About 200 jobs would be affected due to the move, sources told Bloomberg. However, about 200 people in transaction banking and another 900 in IT functions who work in Russia are expected to stay in place, the report added.

Deutsche Bank said in a statement that it has taken the decision to “reduce complexity, costs, risks and capital consumption.”

The move comes at a time when the bank is under investigation from regulators in both the U.S. and European countries. Investigators are looking into allegations of money laundering by the bank's Russian clients, and conducting probes into its compliance systems.
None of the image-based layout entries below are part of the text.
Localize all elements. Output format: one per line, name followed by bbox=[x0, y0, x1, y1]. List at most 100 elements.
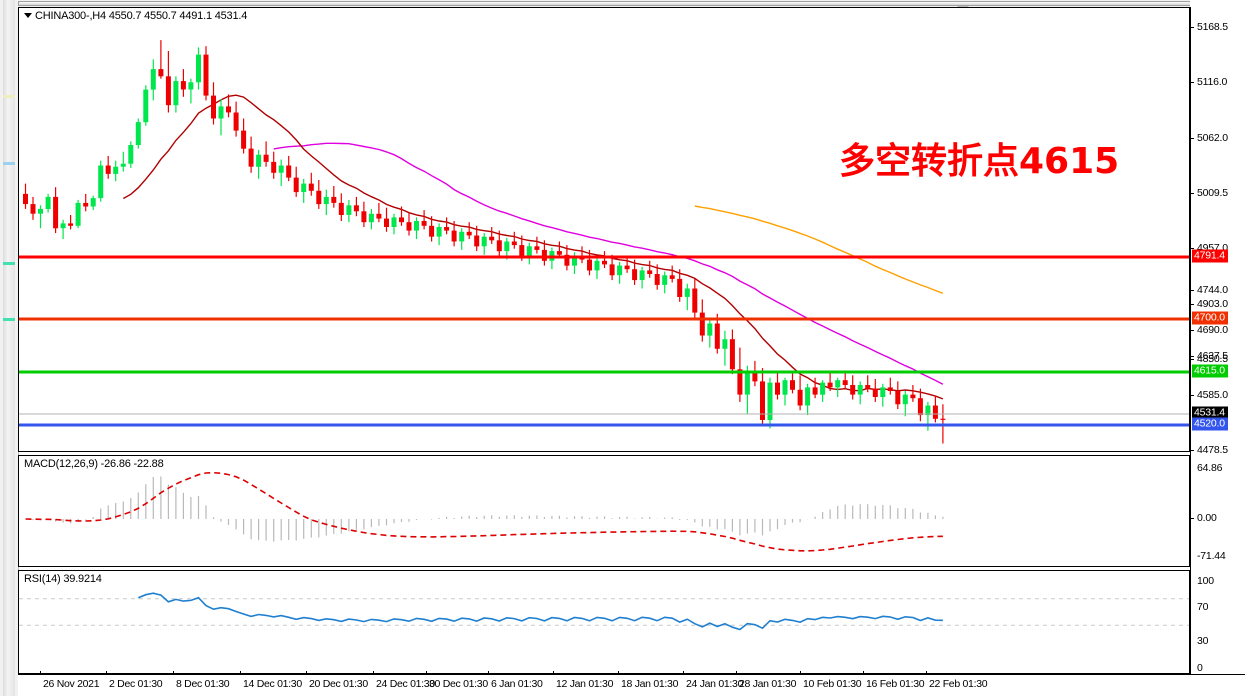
candle-body bbox=[556, 251, 562, 255]
rail-mark-yellow bbox=[3, 95, 15, 98]
candle-body bbox=[308, 183, 314, 191]
candle-body bbox=[617, 265, 623, 276]
price-axis-tick bbox=[1190, 82, 1194, 83]
candlestick bbox=[248, 136, 254, 173]
candlestick bbox=[451, 221, 457, 247]
candle-body bbox=[429, 225, 435, 237]
candle-body bbox=[587, 259, 592, 271]
candle-body bbox=[519, 245, 525, 256]
candlestick bbox=[744, 365, 750, 414]
candle-body bbox=[128, 145, 134, 164]
macd-axis-label: 0.00 bbox=[1197, 512, 1217, 524]
candlestick bbox=[30, 196, 36, 220]
candlestick bbox=[511, 231, 517, 249]
candle-body bbox=[850, 385, 856, 395]
candle-body bbox=[481, 236, 487, 247]
time-axis-tick bbox=[426, 671, 427, 675]
candlestick bbox=[286, 155, 292, 182]
candlestick bbox=[827, 372, 833, 391]
candlestick bbox=[180, 69, 186, 97]
candle-body bbox=[594, 260, 600, 271]
candlestick bbox=[842, 370, 848, 389]
price-axis-highlight-4791_4[interactable]: 4791.4 bbox=[1192, 249, 1228, 263]
candle-body bbox=[865, 385, 871, 389]
candlestick bbox=[534, 236, 540, 254]
candle-body bbox=[421, 221, 427, 226]
candle-body bbox=[233, 112, 239, 131]
price-axis-tick bbox=[1190, 359, 1194, 360]
candle-body bbox=[699, 312, 705, 336]
candle-body bbox=[677, 278, 683, 297]
candle-body bbox=[729, 339, 735, 370]
time-axis-label: 14 Dec 01:30 bbox=[243, 678, 302, 690]
price-axis-highlight-4700_0[interactable]: 4700.0 bbox=[1192, 311, 1228, 325]
price-axis-highlight-4531_4[interactable]: 4531.4 bbox=[1192, 406, 1228, 420]
price-axis-highlight-4615_0[interactable]: 4615.0 bbox=[1192, 364, 1228, 378]
scrollbar-trough[interactable] bbox=[3, 0, 15, 696]
candlestick bbox=[820, 380, 826, 402]
candle-body bbox=[609, 264, 615, 276]
candle-body bbox=[632, 269, 638, 281]
time-axis-tick bbox=[488, 671, 489, 675]
rsi-indicator-pane[interactable]: RSI(14) 39.9214 bbox=[18, 570, 1190, 674]
scrollbar-thumb[interactable] bbox=[18, 1, 1245, 6]
price-axis-label: 4478.5 bbox=[1197, 444, 1228, 456]
price-chart-pane[interactable]: CHINA300-,H4 4550.7 4550.7 4491.1 4531.4… bbox=[18, 7, 1190, 452]
price-axis-highlight-4520_0[interactable]: 4520.0 bbox=[1192, 417, 1228, 431]
macd-indicator-pane[interactable]: MACD(12,26,9) -26.86 -22.88 bbox=[18, 455, 1190, 567]
candle-body bbox=[707, 323, 713, 336]
candle-body bbox=[53, 196, 59, 229]
candlestick bbox=[376, 202, 382, 223]
candle-body bbox=[902, 394, 908, 405]
rsi-axis-label: 70 bbox=[1197, 601, 1209, 613]
candlestick bbox=[639, 266, 645, 289]
caret-down-icon[interactable] bbox=[24, 13, 32, 18]
time-axis[interactable]: 26 Nov 2021 2 Dec 01:30 8 Dec 01:30 14 Dec … bbox=[18, 671, 1245, 697]
candlestick bbox=[579, 246, 585, 264]
candlestick bbox=[233, 101, 239, 137]
candle-body bbox=[135, 122, 141, 145]
candle-body bbox=[173, 81, 179, 106]
price-axis-label: 4903.0 bbox=[1197, 298, 1228, 310]
candle-body bbox=[835, 380, 841, 388]
candle-body bbox=[436, 227, 442, 237]
candlestick bbox=[271, 151, 277, 179]
candlestick bbox=[917, 388, 923, 422]
candle-body bbox=[158, 69, 164, 77]
time-axis-tick bbox=[863, 671, 864, 675]
price-axis-label: 5009.5 bbox=[1197, 187, 1228, 199]
macd-axis-tick bbox=[1190, 518, 1194, 519]
candle-body bbox=[647, 270, 653, 274]
candle-body bbox=[391, 217, 397, 227]
candlestick bbox=[120, 151, 126, 172]
candlestick bbox=[173, 76, 179, 113]
candle-body bbox=[346, 205, 352, 215]
candlestick bbox=[880, 383, 886, 407]
time-axis-tick bbox=[373, 671, 374, 675]
price-axis-tick bbox=[1190, 356, 1194, 357]
candle-body bbox=[752, 370, 758, 382]
price-axis-label: 4585.0 bbox=[1197, 389, 1228, 401]
ma-slow-orange-line bbox=[694, 205, 944, 294]
candle-body bbox=[165, 76, 171, 106]
candle-body bbox=[75, 202, 81, 226]
macd-axis-label: -71.44 bbox=[1197, 550, 1226, 562]
candle-body bbox=[384, 218, 389, 227]
candle-body bbox=[474, 235, 480, 247]
price-axis-spine bbox=[1190, 7, 1191, 674]
candlestick bbox=[609, 254, 615, 281]
candle-body bbox=[917, 398, 923, 416]
candle-body bbox=[83, 202, 89, 207]
vertical-scrollbar[interactable] bbox=[0, 0, 19, 696]
price-axis[interactable]: 5168.5 5116.0 5062.0 5009.5 4957.0 4903.0 4850… bbox=[1190, 0, 1245, 696]
candle-body bbox=[353, 205, 359, 212]
candlestick bbox=[932, 395, 938, 423]
candle-body bbox=[805, 387, 811, 406]
candle-body bbox=[511, 241, 517, 246]
price-axis-tick bbox=[1190, 138, 1194, 139]
candlestick bbox=[211, 82, 216, 125]
candlestick bbox=[391, 213, 397, 235]
candlestick bbox=[323, 189, 329, 215]
time-axis-tick bbox=[40, 671, 41, 675]
candlestick bbox=[414, 217, 419, 240]
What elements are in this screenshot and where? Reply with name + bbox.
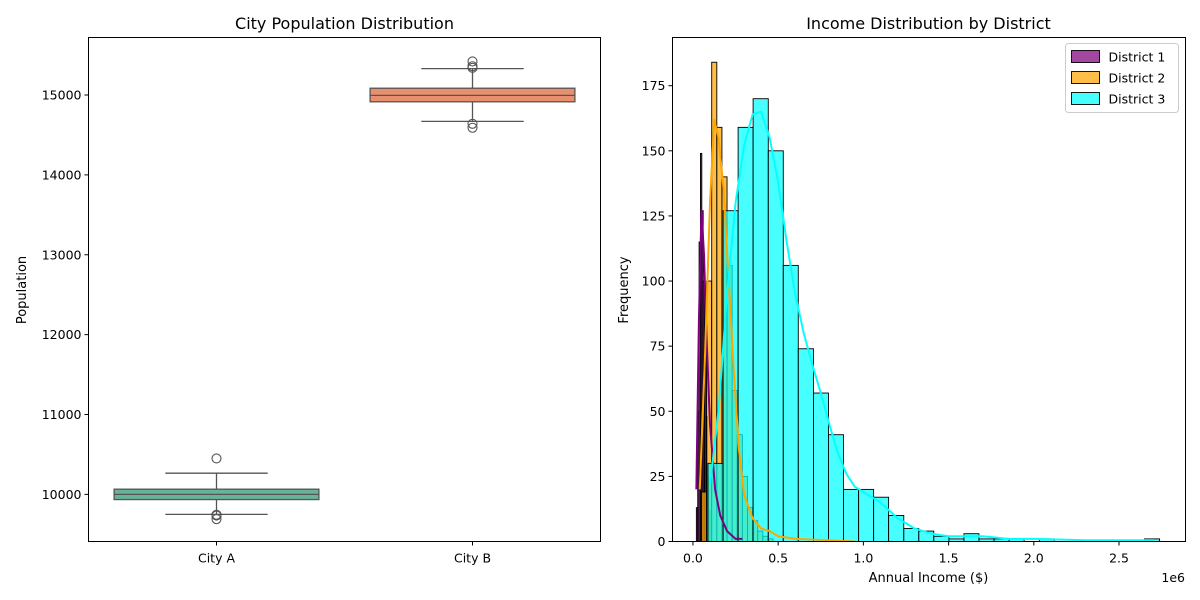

Deutsche Bank said in July that it was reviewing stock trades by anonymous clients through its Moscow and London offices, which reportedly involved securities exchanges worth billions of dollars.

The bank was also slapped with a $2.5 billion fine in April, the most severe punishment for interest-rate benchmark manipulation in history. The lender was found to have manipulated Libor, London’s benchmark for interbank borrowing, in London, Tokyo, New York and Frankfurt.

The company is also set to slash about one quarter of its total staff, or about 23,000 jobs, through layoffs in its technology activities and spinning off its PostBank division, according to reports, citing sources.

“Deutsche Bank has to decide what it wants to do and whether it wants to be in countries that have this kind of cultural risk of money laundering,” analyst Dirk Becker from Kepler Cheuvreux told Bloomberg. “The profits just don’t justify the kind of risk that they’re exposed to.”

Germany’s biggest lender said in May that it would shut operations in as many as 10 countries, as part of a plan to reduce its adjusted costs by about 15 percent by 2020. Cryan, who took over from previous co-CEO Anshu Jain in July, has said that he will slash costs and slim down trade operations.

Other banks are also cutting operations in Russia. France’s BNP Paribas SA pulled out its fund-management venture in the country, Austria’s Raiffeisen Bank International AG sold off its pension funds business and German reinsurer Munich Re shuttered its Moscow office.